Most hospitals and medical facilities have shifted from using paper medical records to electronic health records (EHR) to create, access and store patient information. For example, Epic Systems Corp. (Epic), a health care software company that provides EHR services, holds over half of all U.S. hospitals’ patient medical records. The self-proclaimed story behind Epic’s name is simple: “An ‘epic’ is a glorious recounting of a nation’s events. Like the Iliad or Odyssey, our electronic health records chronicle the story of a patient’s health care over time.”

However, in medical malpractice litigation involving claims such as the delayed diagnosis of or failure to treat a particular medical condition—where knowing the story of a patient’s health care over time is paramount—health care defendants refuse to provide plaintiff-patients access to their EHR. Instead, defendants will provide a paper printout of portions of the EHR, what medical facilities self-define as the “legal medical record,” and audit trails.
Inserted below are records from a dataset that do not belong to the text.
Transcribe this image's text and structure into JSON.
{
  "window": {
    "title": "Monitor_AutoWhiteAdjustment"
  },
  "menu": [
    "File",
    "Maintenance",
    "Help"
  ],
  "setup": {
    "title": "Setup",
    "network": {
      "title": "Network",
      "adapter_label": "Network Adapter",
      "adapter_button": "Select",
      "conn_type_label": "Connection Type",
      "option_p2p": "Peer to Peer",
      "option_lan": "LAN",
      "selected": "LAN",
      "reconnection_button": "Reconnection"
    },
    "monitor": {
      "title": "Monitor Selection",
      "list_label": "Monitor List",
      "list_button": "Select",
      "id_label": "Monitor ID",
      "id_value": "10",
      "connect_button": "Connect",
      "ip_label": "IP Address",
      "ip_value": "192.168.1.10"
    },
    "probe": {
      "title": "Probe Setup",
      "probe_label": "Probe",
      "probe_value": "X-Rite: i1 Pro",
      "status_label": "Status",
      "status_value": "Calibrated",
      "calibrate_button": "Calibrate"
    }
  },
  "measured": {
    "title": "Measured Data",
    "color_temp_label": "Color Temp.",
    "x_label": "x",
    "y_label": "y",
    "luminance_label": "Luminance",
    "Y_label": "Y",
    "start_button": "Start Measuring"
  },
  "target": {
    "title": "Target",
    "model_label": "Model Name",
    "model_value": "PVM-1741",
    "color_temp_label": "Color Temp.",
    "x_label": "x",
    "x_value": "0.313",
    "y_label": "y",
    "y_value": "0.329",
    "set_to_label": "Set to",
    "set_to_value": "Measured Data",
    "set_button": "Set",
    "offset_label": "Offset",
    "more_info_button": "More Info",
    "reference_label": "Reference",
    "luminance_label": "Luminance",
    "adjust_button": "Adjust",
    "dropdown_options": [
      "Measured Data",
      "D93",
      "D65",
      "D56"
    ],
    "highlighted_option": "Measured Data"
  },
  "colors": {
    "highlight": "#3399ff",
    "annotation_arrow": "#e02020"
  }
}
Audit trails are spreadsheets created by medical facilities’ lawyers that show what times individual health care providers accessed a patient’s EHR; however, these spreadsheets fail to show what specific information was viewed, rendering them mostly useless. But because a patient’s EHR contains all of the information entered, viewable, modified, cut and pasted, and deleted by health care providers, in chronological and sortable order, access to a patient’s EHR can reveal crucial, detailed, and time-stamped information not otherwise knowable from select paper printouts and audit trails.